Il y a six ans à Zhongnanhai
Le 25 avril 1999, le monde apprenait l’existence d’un immense phénomène
populaire en Chine : le falun gong, une pratique bouddhique ancestrale
qui était devenue en quelques années, d’après les observateurs
internationaux, « la plus grande organisation populaire en Chine, plus grande que le Parti communiste lui-même. »
A
cette date, entre 10 et 15 000 pratiquants de cette méthode créaient un
choc sans précédent au sein du pouvoir chinois. Sans qu’apparemment les
autorités aient été capables de prévoir quoi que ce soit, ils se sont
rassemblés silencieusement et pacifiquement à Pékin, devant le quartier
général du gouvernement : le Zhongnanhai. Ils n’avaient ni banderoles
ni slogans protestataires, et ont demandé au gouvernement chinois de
leur laisser le droit de pratiquer librement leurs exercices
énergétiques. En effet, celui-ci cherchait insidieusement, depuis
plusieurs années, à endiguer la popularité de leur pratique – en usant
même parfois de la violence. Les manifestants voulaient rassurer le
gouvernement sur le fait que leur gigantesque nombre (plus de 80
millions d’après des enquêtes du ministère chinois de la sécurité
publique) ne faisait pas d’eux une menace : ils n’avaient pas
d’objectifs politiques mais simplement le souhait de développer leur
sagesse et d’améliorer leur santé par la pratique du falun gong.
La
manifestation avait surpris, non seulement par son ampleur, mais
surtout par le calme et la discipline de ces gens qui semblaient sortis
de nulle part. Concentrés sur les trottoirs pour ne pas déranger la
circulation, les membres de l’immense cordon humain lisaient,
méditaient, et attendaient qu’un responsable du gouvernement vienne
recueillir leurs doléances.
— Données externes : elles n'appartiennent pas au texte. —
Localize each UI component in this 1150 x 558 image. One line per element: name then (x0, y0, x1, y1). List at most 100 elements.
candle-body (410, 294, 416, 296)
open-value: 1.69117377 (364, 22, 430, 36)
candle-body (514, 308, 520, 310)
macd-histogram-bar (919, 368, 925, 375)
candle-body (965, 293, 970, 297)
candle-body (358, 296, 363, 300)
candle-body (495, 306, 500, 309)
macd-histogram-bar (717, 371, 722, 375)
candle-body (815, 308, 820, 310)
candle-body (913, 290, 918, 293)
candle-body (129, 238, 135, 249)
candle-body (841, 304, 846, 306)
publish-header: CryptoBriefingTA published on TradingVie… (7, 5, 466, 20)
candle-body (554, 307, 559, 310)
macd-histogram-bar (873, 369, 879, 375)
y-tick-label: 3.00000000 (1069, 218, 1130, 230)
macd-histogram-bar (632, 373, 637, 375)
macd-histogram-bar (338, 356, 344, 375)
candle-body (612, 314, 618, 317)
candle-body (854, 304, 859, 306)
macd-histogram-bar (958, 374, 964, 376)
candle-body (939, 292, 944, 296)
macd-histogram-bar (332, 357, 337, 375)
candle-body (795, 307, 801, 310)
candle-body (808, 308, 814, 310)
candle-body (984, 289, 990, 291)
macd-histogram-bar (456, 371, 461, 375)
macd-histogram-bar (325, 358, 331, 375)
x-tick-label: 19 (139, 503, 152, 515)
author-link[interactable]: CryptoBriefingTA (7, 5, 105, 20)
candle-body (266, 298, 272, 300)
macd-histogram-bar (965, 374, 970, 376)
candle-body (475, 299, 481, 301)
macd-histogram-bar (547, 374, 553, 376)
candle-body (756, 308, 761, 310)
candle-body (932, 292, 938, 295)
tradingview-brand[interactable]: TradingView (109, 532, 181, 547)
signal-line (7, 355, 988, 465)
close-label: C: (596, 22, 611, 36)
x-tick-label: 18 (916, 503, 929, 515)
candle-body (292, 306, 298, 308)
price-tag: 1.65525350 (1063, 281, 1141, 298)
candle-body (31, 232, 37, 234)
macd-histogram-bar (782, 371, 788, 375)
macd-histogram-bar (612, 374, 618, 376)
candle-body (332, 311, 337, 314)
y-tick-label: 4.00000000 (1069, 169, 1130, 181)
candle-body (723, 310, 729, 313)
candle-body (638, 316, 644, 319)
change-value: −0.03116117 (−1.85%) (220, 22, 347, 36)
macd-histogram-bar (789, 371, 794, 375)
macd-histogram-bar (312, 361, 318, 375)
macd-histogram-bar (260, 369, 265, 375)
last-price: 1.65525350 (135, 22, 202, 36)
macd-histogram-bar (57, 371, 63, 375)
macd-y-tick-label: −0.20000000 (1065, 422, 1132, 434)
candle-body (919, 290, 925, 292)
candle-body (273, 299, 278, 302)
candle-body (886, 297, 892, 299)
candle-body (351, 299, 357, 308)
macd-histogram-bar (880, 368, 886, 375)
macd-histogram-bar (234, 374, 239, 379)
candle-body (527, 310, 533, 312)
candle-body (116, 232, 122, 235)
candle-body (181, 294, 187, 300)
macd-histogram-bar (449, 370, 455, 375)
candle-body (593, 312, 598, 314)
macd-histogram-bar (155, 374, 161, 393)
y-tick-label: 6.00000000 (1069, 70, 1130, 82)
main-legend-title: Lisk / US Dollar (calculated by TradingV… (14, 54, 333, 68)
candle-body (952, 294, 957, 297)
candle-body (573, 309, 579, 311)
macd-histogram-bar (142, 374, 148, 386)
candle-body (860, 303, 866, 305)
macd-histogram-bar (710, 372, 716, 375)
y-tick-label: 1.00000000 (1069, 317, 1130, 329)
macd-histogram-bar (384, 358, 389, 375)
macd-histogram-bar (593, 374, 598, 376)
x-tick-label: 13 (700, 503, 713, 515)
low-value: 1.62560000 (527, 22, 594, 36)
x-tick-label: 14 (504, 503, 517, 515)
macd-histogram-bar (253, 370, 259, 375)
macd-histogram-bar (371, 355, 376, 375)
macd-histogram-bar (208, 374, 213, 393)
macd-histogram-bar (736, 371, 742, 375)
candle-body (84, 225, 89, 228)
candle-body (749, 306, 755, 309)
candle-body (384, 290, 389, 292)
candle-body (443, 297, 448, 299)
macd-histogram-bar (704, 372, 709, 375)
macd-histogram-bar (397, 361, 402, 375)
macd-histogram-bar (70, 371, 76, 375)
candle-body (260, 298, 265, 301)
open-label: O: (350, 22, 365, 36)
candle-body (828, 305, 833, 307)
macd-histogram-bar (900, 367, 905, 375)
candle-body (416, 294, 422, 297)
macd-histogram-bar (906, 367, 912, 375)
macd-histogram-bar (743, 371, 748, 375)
Zhu Rongji, Premier ministre à l’époque,
reçut en personne une délégation.
Deux jours après cette
manifestation, un porte-parole du gouvernement a annoncé que la
pratique du falun gong était légale et autorisée, et que la
manifestation n’ayant violé aucune loi ne ferait pas l’objet d’une
sanction – car en Chine, les manifestations sont très rarement
autorisées. Cette position initiale, que beaucoup avaient vu comme un
encourageant signe d’ouverture, donna en fait le temps aux autorités du
régime communiste d’organiser la plus grande répression des 50
dernières années. Fin juillet 1999, le falun gong a été officiellement
interdit sous prétexte de « perturber l’ordre social ». Depuis,
une répression extrêmement sévère s’est abattue sur les pratiquants et
les sympathisants du falun gong. Plusieurs milliers de personnes ont
été torturées à mort par les agents du régime chinois (dont 1500 à ce
jour ont été identifiées), mais ce sont également des dizaines de
milliers de familles qui ont été brisées.